Healthy Kingston Biscuits

Gluten-free | Dairy-free | Sugar-free | Vegan 

Makes 10-12 filled biscuits

Why it's delicious

These were some of my favourite cookies as a kid, not that I got to eat them very often, but if they ever appeared on a cookie platter, I made a beeline for them!
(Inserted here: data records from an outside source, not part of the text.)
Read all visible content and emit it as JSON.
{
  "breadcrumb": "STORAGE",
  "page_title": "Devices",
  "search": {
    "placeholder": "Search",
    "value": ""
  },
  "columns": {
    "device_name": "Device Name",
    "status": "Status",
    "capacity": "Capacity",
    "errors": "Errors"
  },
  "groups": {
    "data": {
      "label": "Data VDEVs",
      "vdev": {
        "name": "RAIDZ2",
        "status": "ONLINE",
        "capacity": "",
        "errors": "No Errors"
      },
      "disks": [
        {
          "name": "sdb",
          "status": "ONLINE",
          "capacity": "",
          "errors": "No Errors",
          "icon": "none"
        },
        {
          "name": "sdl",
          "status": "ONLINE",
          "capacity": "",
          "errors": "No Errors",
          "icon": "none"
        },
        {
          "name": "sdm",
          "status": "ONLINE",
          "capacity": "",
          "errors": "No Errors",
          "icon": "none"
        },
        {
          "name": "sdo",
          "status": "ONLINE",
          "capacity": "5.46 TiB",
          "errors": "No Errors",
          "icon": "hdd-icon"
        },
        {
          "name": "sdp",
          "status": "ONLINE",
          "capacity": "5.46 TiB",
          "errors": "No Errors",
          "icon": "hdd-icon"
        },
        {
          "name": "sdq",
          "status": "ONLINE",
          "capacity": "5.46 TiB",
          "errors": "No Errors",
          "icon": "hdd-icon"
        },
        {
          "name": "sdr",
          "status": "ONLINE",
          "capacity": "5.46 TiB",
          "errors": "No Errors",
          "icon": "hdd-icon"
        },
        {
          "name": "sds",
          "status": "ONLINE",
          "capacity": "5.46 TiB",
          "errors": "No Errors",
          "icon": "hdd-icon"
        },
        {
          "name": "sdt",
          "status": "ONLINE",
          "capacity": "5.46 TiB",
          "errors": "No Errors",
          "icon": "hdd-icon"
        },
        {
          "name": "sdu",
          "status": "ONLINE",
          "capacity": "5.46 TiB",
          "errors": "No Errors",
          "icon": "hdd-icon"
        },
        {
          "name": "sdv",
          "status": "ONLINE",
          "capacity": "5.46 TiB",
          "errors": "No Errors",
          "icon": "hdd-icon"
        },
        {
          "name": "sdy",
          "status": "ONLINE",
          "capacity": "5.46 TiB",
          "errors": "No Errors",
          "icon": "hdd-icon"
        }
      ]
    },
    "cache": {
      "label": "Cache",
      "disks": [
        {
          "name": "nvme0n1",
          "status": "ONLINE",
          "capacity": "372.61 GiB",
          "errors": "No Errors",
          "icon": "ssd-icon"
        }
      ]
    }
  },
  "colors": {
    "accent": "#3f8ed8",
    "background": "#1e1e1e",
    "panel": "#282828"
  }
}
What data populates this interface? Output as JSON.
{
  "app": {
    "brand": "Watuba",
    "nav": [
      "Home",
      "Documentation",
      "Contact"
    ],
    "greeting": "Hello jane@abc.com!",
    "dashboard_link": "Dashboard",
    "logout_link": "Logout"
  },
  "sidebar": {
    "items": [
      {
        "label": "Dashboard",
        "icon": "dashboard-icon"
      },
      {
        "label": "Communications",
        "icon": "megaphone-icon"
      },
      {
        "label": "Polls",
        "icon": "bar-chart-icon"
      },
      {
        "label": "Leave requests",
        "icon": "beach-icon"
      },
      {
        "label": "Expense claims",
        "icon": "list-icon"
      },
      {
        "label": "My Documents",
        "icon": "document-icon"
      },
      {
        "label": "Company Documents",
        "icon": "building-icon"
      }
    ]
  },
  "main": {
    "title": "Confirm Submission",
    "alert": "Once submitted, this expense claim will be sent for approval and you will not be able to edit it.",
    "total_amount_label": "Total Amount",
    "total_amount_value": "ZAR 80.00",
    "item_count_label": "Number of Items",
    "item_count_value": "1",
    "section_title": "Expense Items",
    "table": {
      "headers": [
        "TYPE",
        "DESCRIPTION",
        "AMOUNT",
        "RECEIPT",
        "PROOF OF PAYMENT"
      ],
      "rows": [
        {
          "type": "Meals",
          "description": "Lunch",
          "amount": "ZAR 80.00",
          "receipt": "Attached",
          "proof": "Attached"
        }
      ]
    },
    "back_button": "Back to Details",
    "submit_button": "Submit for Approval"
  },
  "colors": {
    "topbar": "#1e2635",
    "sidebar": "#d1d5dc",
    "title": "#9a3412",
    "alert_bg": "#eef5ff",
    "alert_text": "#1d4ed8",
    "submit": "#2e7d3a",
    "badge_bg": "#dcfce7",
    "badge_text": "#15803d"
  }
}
Not one to miss out, I have created a healthier version that is gluten-free, dairy-free and low in sugar, and that still tastes incredible. 

Ingredients

For the biscuits

  • 100 g (3.5 oz) gluten-free whole oats
  • 50 g (1.7 oz) coconut flour
  • 70 g (2.4 oz) plain gluten-free flour or my gluten-free flour blend
  • 50 g (1.7 oz) zero as sugar pure erythritol
  • 50 g (1.7 oz)  unsweetened shredded coconut
  • 100 ml (3.5 fl oz) coconut oil
  • 2 tbsp sweet as fibre syrup
  • 1 tsp baking soda dissolved in 1 tbsp boiling water

Chocolate Coconut Filling

  • 100 g (3.5 oz) sugar-free dark chocolate, chopped into small pieces
  • 60 ml (2 fl oz) coconut cream

Method

  1. Preheat the oven to 170C (340F) and line a baking sheet with baking paper.
  2. In a mixing bowl, stir together the oats, coconut flour, gluten-free flour,  erythritol and shredded coconut.
  3. Into a jug, whisk together the coconut oil and golden syrup and add the baking soda dissolved in boiling water. Add the liquid ingredients to the dry and stir till all the oats are wet. 
  4. Roll the mixture into 25-gram (0.8 oz) balls and place them on the baking sheet, leaving a bit of space in between them. You may have to bake them in batches depending on the size of the baking sheet. 
  5. Flatten slightly and place in the oven, and bake for 7 minutes. Take the tray from the oven and flatten it slightly again and continue to bake for a further 3-5 minutes until golden around the edges. 
  6. Remove the tray from the oven and allow the cookies to cool on the tray for 10 minutes before removing them from the tray to cool completely on a wire rack. 

For the filling

  1. Place the chocolate and coconut cream in a small metal bowl over a pot of gently simmering water. Stir the chocolate and coconut cream with a spatula until it is smooth, and allow it to cool for 10 minutes. 
  2. When the cookies are cool, spoon some of the filling onto a cookie and carefully sandwich the other cookie on top. Allow the filled cookies to sit in the fridge for 30 minutes for the filling to harden before serving. 
  3. Store in a covered container in the refrigerator for 4-5 days.